What any potential influx of refugee children will reveal about the Rhode Island economy is what economist Robert Reich calls a vicious circle, a complex working of policies that reinforces itself through a feedback loop with ever more negative economic consequences, at least for most of us. (A very few will attain unimaginable wealth.) The rules in Rhode Island have been constructed to deprive the necessities of life to those deemed incapable of meaningful contributions to the all-important Economy. The arrival of hungry children simply makes this fact gallingly apparent.
This is why religious values always fail when stacked up against conservative economic values. Bishop Tobin, of the Providence Catholic Diocese, can quite clearly say, on religious grounds, “If the refugee children come to Rhode Island I hope and pray that all the members of our community will work together, in a thoughtful and compassionate way, to welcome them and care for them to the very best of our ability. The Catholic Church will do its part. Certainly the children should not be the object of our political scorn” but these words are completely ignored by members of groups like RI Taxpayers, who publicly “supports Terry Gorman and his RIILE group.”
Larry Girouard, President of RI Taxpayers, allows his website to carry such pleasantries as, “While the feds may be paying the expenses of these children, we all know it will be a matter of time before that expense will be passed to the state taxpayers. This state is under enough financial pressure with a bloated state budget. This is just another expense the taxpayers didn’t need or expect.”

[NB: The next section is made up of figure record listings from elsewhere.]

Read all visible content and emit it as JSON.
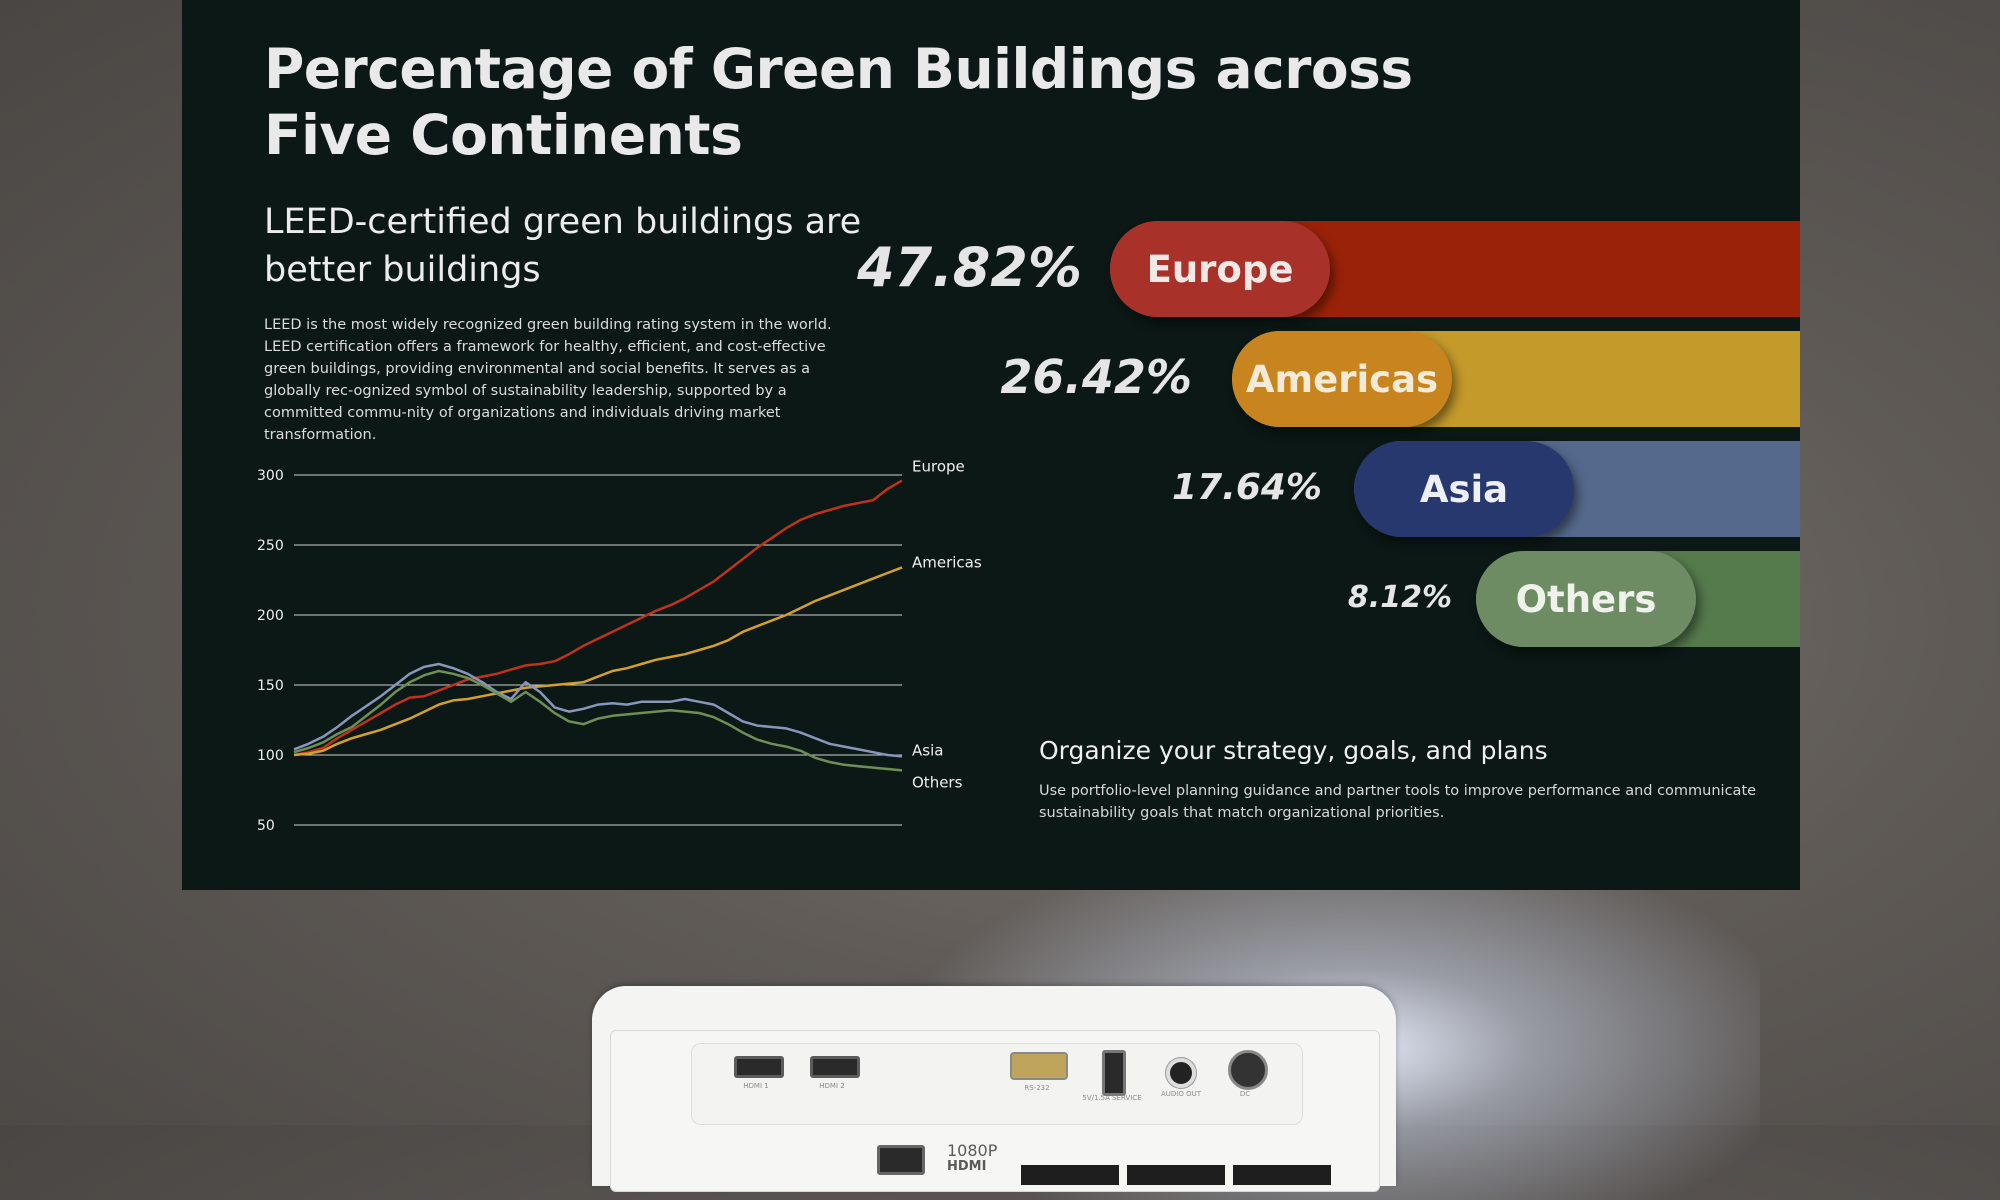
{
  "screen": {
    "title": "Percentage of Green Buildings across Five Continents",
    "subtitle": "LEED-certified green buildings are better buildings",
    "body": "LEED is the most widely recognized green building rating system in the world. LEED certification offers a framework for healthy, efficient, and cost-effective green buildings, providing environmental and social benefits. It serves as a globally rec-ognized symbol of sustainability leadership, supported by a committed commu-nity of organizations and individuals driving market transformation.",
    "organize_title": "Organize your strategy, goals, and plans",
    "organize_text": "Use portfolio-level planning guidance and partner tools to improve performance and communicate sustainability goals that match organizational priorities."
  },
  "bars": [
    {
      "label": "Europe",
      "percent_text": "47.82%",
      "value": 47.82,
      "track_color": "#9a2208",
      "pill_color": "#a8322a",
      "text_color": "#f2e9e6"
    },
    {
      "label": "Americas",
      "percent_text": "26.42%",
      "value": 26.42,
      "track_color": "#c49a2a",
      "pill_color": "#c8841e",
      "text_color": "#f4ead8"
    },
    {
      "label": "Asia",
      "percent_text": "17.64%",
      "value": 17.64,
      "track_color": "#55698c",
      "pill_color": "#26386e",
      "text_color": "#eef0f6"
    },
    {
      "label": "Others",
      "percent_text": "8.12%",
      "value": 8.12,
      "track_color": "#557a4c",
      "pill_color": "#6e8c64",
      "text_color": "#eef2ea"
    }
  ],
  "chart_data": {
    "type": "line",
    "title": "",
    "xlabel": "",
    "ylabel": "",
    "ylim": [
      50,
      300
    ],
    "yticks": [
      300,
      250,
      200,
      150,
      100,
      50
    ],
    "grid": true,
    "legend": "right, at line ends",
    "series": [
      {
        "name": "Europe",
        "color": "#c0321a",
        "values": [
          100,
          102,
          105,
          112,
          118,
          124,
          130,
          136,
          141,
          142,
          146,
          150,
          154,
          156,
          158,
          161,
          164,
          165,
          167,
          172,
          178,
          183,
          188,
          193,
          198,
          203,
          207,
          212,
          218,
          224,
          232,
          240,
          248,
          255,
          262,
          268,
          272,
          275,
          278,
          280,
          282,
          290,
          296
        ]
      },
      {
        "name": "Americas",
        "color": "#d4a02a",
        "values": [
          100,
          101,
          103,
          108,
          112,
          115,
          118,
          122,
          126,
          131,
          136,
          139,
          140,
          142,
          144,
          146,
          148,
          149,
          150,
          151,
          152,
          156,
          160,
          162,
          165,
          168,
          170,
          172,
          175,
          178,
          182,
          188,
          192,
          196,
          200,
          205,
          210,
          214,
          218,
          222,
          226,
          230,
          234
        ]
      },
      {
        "name": "Asia",
        "color": "#8896bb",
        "values": [
          104,
          108,
          113,
          120,
          128,
          135,
          142,
          150,
          158,
          163,
          165,
          162,
          158,
          152,
          145,
          140,
          152,
          145,
          134,
          131,
          133,
          136,
          137,
          136,
          138,
          138,
          138,
          140,
          138,
          136,
          130,
          124,
          121,
          120,
          119,
          116,
          112,
          108,
          106,
          104,
          102,
          100,
          99
        ]
      },
      {
        "name": "Others",
        "color": "#6e8f55",
        "values": [
          102,
          105,
          109,
          115,
          120,
          128,
          136,
          145,
          152,
          157,
          160,
          158,
          155,
          150,
          144,
          138,
          145,
          138,
          130,
          124,
          122,
          126,
          128,
          129,
          130,
          131,
          132,
          131,
          130,
          127,
          122,
          116,
          111,
          108,
          106,
          103,
          98,
          95,
          93,
          92,
          91,
          90,
          89
        ]
      }
    ]
  },
  "projector": {
    "ports": [
      "HDMI 1",
      "HDMI 2",
      "RS-232",
      "5V/1.5A SERVICE",
      "AUDIO OUT",
      "DC"
    ],
    "badge": "1080P",
    "badge_sub": "HDMI"
  }
}
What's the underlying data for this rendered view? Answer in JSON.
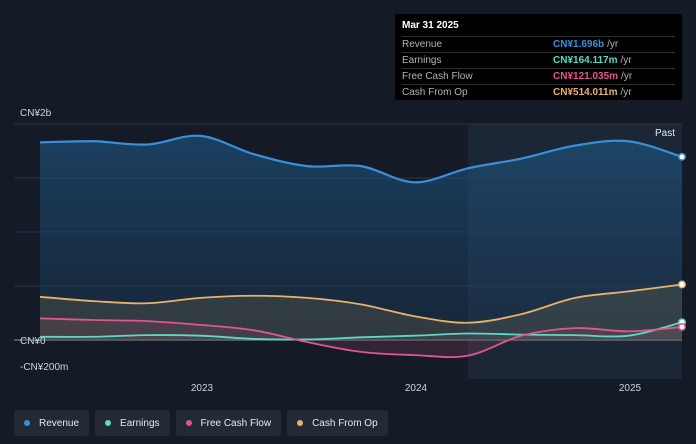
{
  "tooltip": {
    "date": "Mar 31 2025",
    "rows": [
      {
        "label": "Revenue",
        "value": "CN¥1.696b",
        "unit": "/yr",
        "color": "#3a8fd9"
      },
      {
        "label": "Earnings",
        "value": "CN¥164.117m",
        "unit": "/yr",
        "color": "#5fd6c8"
      },
      {
        "label": "Free Cash Flow",
        "value": "CN¥121.035m",
        "unit": "/yr",
        "color": "#e0578a"
      },
      {
        "label": "Cash From Op",
        "value": "CN¥514.011m",
        "unit": "/yr",
        "color": "#e8b26a"
      }
    ]
  },
  "legend": [
    {
      "label": "Revenue",
      "color": "#3a8fd9"
    },
    {
      "label": "Earnings",
      "color": "#5fd6c8"
    },
    {
      "label": "Free Cash Flow",
      "color": "#e0578a"
    },
    {
      "label": "Cash From Op",
      "color": "#e8b26a"
    }
  ],
  "chart_data": {
    "type": "line",
    "y_tick_labels": [
      "CN¥2b",
      "CN¥0",
      "-CN¥200m"
    ],
    "x_tick_labels": [
      "2023",
      "2024",
      "2025"
    ],
    "past_label": "Past",
    "ylim": [
      -200,
      2000
    ],
    "y_units": "CN¥ millions",
    "x_range": [
      2022.25,
      2025.25
    ],
    "past_region_start": 2024.25,
    "series": [
      {
        "name": "Revenue",
        "color": "#3a8fd9",
        "x": [
          2022.25,
          2022.5,
          2022.75,
          2023.0,
          2023.25,
          2023.5,
          2023.75,
          2024.0,
          2024.25,
          2024.5,
          2024.75,
          2025.0,
          2025.25
        ],
        "values": [
          1830,
          1840,
          1810,
          1890,
          1720,
          1610,
          1610,
          1460,
          1590,
          1680,
          1800,
          1840,
          1696
        ]
      },
      {
        "name": "Earnings",
        "color": "#5fd6c8",
        "x": [
          2022.25,
          2022.5,
          2022.75,
          2023.0,
          2023.25,
          2023.5,
          2023.75,
          2024.0,
          2024.25,
          2024.5,
          2024.75,
          2025.0,
          2025.25
        ],
        "values": [
          30,
          30,
          45,
          40,
          10,
          5,
          25,
          40,
          60,
          50,
          45,
          40,
          164.117
        ]
      },
      {
        "name": "Free Cash Flow",
        "color": "#e0578a",
        "x": [
          2022.25,
          2022.5,
          2022.75,
          2023.0,
          2023.25,
          2023.5,
          2023.75,
          2024.0,
          2024.25,
          2024.5,
          2024.75,
          2025.0,
          2025.25
        ],
        "values": [
          200,
          185,
          175,
          140,
          90,
          -20,
          -110,
          -140,
          -145,
          40,
          110,
          80,
          121.035
        ]
      },
      {
        "name": "Cash From Op",
        "color": "#e8b26a",
        "x": [
          2022.25,
          2022.5,
          2022.75,
          2023.0,
          2023.25,
          2023.5,
          2023.75,
          2024.0,
          2024.25,
          2024.5,
          2024.75,
          2025.0,
          2025.25
        ],
        "values": [
          400,
          360,
          340,
          390,
          410,
          390,
          330,
          220,
          160,
          240,
          390,
          450,
          514.011
        ]
      }
    ]
  }
}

What are we to make of an economic system bounded by policies that cannot value the lives of children? Are we to simply shrug our shoulders and resign ourselves to an arbitrary rule system, championed by people like Girouard and Katz, that reduces and dehumanizes refugee children to “objects of our political scorn”? If the rules are such that multitudes of people must suffer so that a very few might live in unimaginable and undeserved opulence, why are we playing by such rules? Why must we reject what is best in ourselves, our empathy, to serve the venal economic wishes of a group of small minded Objectivists more concerned with fostering human greed than human compassion?
Happily, those that would deny food and shelter to refugee children are far outnumbered by the rest of us who see caring for those in need as being essential to our very humanity. Questioning the need to offer assistance to children stuns us. It’s impossible to not see such attitudes as some kind of perverse joke and an abandonment of essential human values. “I’m not going to ruin a perfectly good pair of $200 shoes wading into a puddle to save a drowning two-year old,” is something said by villains, not decent people.
When groups like RI Taxpayers or the RI Center for Freedom and Prosperity tell us what the rules of the economy should be, we hear them talk about fairness and equity, and we assume that they are honest moral players with whom we disagree. When the pain of their policies fall on us, we bear it, because we have been bewildered by their talk of fairness. We believe that our placement in the great Economic game has been determined honestly, and that we are somehow getting what we deserve.
However, at the moment children show up at our door, hungry and without shelter and those that set the rules tell us we are powerless to help, we see the Economy for what it is: a game to keep us poor and powerless.
That’s when we wake up, and tell them we aren’t playing their game anymore.